Diversify Without Betting the Farm

 |  By: Nate Birt

The soft milk market is prompting many dairy producers to diversify. Yet new endeavors can quickly become sinkholes rather than routes to higher profits without a strong plan and a willingness to lose money at first.

Because dairying is so labor-intensive, producers should stay away from starting side businesses that require more than 1,000 hours of their time each year, says Dave Kohl, a dairy entrepreneur and ag economist at Virgina Tech University. An even safer threshold is 500 hours, he says.

Pursuing a business that demands too much time could hinder your primary milking operation, adds Kohl, who is part-owner of a milk processing, ice cream production and home delivery business.

Think through operations, markets and financing for your new product or service, he says. Hire a facilitator to ask difficult questions and help your team through the process, from goals to marketing. It takes from two to five years to build a brand, Kohl says.
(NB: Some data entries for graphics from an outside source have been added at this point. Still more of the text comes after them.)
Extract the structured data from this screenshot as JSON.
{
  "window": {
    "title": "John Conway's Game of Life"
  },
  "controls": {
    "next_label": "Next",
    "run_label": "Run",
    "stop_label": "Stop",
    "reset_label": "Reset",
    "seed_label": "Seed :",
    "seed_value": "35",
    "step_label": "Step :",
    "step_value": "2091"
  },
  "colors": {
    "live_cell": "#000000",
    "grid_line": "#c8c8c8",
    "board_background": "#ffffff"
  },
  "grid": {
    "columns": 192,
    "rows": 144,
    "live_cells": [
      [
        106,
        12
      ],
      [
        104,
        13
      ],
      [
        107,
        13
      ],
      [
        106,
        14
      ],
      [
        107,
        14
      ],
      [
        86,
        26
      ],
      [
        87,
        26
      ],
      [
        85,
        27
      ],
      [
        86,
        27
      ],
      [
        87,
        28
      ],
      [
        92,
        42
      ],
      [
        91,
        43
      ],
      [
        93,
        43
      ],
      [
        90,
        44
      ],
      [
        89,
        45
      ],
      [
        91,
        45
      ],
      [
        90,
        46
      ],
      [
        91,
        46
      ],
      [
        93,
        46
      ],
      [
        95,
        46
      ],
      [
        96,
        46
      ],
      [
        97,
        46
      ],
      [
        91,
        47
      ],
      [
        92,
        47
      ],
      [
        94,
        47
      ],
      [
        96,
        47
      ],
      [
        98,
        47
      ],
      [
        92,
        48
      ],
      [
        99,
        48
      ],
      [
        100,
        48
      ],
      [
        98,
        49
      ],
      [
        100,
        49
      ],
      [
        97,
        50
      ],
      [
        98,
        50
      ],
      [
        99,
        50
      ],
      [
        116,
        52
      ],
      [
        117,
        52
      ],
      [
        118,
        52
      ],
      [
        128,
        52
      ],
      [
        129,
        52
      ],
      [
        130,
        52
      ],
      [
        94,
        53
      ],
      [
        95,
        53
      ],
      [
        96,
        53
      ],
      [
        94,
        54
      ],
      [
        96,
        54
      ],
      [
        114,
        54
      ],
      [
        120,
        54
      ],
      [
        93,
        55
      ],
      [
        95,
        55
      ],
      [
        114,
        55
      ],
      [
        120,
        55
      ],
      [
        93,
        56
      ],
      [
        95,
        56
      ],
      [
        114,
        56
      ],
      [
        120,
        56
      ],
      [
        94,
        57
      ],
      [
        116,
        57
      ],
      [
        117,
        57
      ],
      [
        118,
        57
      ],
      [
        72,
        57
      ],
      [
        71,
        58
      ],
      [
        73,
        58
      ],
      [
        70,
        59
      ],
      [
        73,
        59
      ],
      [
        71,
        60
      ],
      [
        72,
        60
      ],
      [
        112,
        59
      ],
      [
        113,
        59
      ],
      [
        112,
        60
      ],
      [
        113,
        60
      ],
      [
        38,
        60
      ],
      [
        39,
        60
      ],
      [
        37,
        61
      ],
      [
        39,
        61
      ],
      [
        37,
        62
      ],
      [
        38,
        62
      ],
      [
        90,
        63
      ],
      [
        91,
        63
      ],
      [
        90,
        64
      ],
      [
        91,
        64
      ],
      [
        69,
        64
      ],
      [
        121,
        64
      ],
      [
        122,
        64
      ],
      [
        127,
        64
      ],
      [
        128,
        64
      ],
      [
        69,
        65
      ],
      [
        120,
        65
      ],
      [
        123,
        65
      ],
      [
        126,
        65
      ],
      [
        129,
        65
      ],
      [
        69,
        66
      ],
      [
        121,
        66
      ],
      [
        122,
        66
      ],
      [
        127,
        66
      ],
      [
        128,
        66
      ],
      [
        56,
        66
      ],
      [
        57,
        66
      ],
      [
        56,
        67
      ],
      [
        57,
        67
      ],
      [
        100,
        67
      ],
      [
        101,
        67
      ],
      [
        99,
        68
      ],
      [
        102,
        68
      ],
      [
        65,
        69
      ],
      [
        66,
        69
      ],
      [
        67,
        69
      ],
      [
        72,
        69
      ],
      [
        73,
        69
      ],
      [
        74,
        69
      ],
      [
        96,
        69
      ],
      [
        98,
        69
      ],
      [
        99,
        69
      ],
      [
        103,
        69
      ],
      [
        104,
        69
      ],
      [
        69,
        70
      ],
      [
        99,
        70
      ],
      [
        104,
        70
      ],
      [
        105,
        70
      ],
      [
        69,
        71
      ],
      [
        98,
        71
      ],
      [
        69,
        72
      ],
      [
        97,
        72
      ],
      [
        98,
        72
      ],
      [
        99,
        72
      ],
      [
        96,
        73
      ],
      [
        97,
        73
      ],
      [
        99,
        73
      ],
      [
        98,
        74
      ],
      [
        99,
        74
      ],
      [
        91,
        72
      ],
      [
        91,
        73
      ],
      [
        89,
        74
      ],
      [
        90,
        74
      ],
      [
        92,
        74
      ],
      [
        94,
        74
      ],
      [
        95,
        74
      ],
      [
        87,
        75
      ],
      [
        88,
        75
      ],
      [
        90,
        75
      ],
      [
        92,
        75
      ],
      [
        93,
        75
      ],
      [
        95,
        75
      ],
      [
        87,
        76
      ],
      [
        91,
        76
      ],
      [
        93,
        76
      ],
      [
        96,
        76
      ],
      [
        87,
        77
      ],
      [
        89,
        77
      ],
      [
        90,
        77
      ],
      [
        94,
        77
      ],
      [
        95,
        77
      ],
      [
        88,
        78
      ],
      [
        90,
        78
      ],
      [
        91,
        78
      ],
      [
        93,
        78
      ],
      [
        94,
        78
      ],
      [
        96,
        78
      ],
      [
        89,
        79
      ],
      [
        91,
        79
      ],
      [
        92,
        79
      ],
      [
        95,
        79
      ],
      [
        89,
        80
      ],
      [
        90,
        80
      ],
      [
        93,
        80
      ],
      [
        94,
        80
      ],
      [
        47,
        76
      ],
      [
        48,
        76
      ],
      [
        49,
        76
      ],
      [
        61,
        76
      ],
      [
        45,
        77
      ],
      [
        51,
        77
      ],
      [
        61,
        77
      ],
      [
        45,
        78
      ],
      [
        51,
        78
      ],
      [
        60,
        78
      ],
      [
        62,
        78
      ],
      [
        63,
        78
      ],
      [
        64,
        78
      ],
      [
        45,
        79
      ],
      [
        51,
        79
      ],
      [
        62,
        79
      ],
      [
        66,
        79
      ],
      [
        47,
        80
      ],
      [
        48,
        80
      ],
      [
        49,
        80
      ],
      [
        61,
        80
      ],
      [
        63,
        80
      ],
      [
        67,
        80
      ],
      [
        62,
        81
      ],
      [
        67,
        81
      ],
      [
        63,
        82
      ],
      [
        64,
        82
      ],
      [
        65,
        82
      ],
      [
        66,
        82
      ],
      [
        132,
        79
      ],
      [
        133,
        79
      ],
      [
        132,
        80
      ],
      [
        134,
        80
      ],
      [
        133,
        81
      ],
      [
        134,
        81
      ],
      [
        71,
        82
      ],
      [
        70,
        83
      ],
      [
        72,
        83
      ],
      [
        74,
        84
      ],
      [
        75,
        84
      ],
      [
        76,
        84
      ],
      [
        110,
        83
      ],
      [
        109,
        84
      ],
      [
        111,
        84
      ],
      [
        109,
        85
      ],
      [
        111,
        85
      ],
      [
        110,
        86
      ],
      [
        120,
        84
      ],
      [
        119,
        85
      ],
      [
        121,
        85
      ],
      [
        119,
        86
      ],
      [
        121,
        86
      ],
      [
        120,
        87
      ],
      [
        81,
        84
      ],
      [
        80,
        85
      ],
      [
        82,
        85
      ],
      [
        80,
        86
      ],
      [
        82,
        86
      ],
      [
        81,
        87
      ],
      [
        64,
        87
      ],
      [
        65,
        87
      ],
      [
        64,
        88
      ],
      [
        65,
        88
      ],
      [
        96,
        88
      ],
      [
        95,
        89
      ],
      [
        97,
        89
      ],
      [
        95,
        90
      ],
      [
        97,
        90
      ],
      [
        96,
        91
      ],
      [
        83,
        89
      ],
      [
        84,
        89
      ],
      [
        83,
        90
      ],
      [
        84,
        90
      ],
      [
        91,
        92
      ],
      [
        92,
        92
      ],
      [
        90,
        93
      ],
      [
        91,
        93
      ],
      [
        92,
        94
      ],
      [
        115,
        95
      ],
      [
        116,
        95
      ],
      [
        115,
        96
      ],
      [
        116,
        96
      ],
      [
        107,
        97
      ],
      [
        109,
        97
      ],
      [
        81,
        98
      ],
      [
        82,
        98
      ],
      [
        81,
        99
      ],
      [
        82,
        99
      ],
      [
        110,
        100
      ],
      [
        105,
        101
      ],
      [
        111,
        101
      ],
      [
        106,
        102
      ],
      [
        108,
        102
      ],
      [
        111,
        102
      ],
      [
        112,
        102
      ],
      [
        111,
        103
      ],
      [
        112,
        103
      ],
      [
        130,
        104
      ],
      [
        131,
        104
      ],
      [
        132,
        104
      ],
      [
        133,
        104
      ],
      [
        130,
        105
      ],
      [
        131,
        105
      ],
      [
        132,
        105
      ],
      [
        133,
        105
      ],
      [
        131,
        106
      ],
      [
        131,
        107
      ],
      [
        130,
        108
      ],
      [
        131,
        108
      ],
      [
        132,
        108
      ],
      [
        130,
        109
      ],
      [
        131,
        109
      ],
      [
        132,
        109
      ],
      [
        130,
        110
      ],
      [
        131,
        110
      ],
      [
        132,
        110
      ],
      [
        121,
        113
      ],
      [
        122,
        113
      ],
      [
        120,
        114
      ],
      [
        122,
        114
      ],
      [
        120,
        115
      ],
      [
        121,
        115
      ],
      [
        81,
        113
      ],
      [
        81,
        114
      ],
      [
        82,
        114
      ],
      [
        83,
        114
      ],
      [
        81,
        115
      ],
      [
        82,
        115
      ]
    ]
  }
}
During that time, dairy operations need to do cash-flow budgets as well as variance analyses to determine whether revenue is improving or losing traction. “If you start finding you’re not covering your variable costs after a couple of years, you’d probably be better off shutting it down,” he says. Operators shouldn’t forget to factor in the value of their own time and wages.

“Good budgeting and having accurate financials are very critical, and then monitoring it as you go through is extremely important,” Kohl says.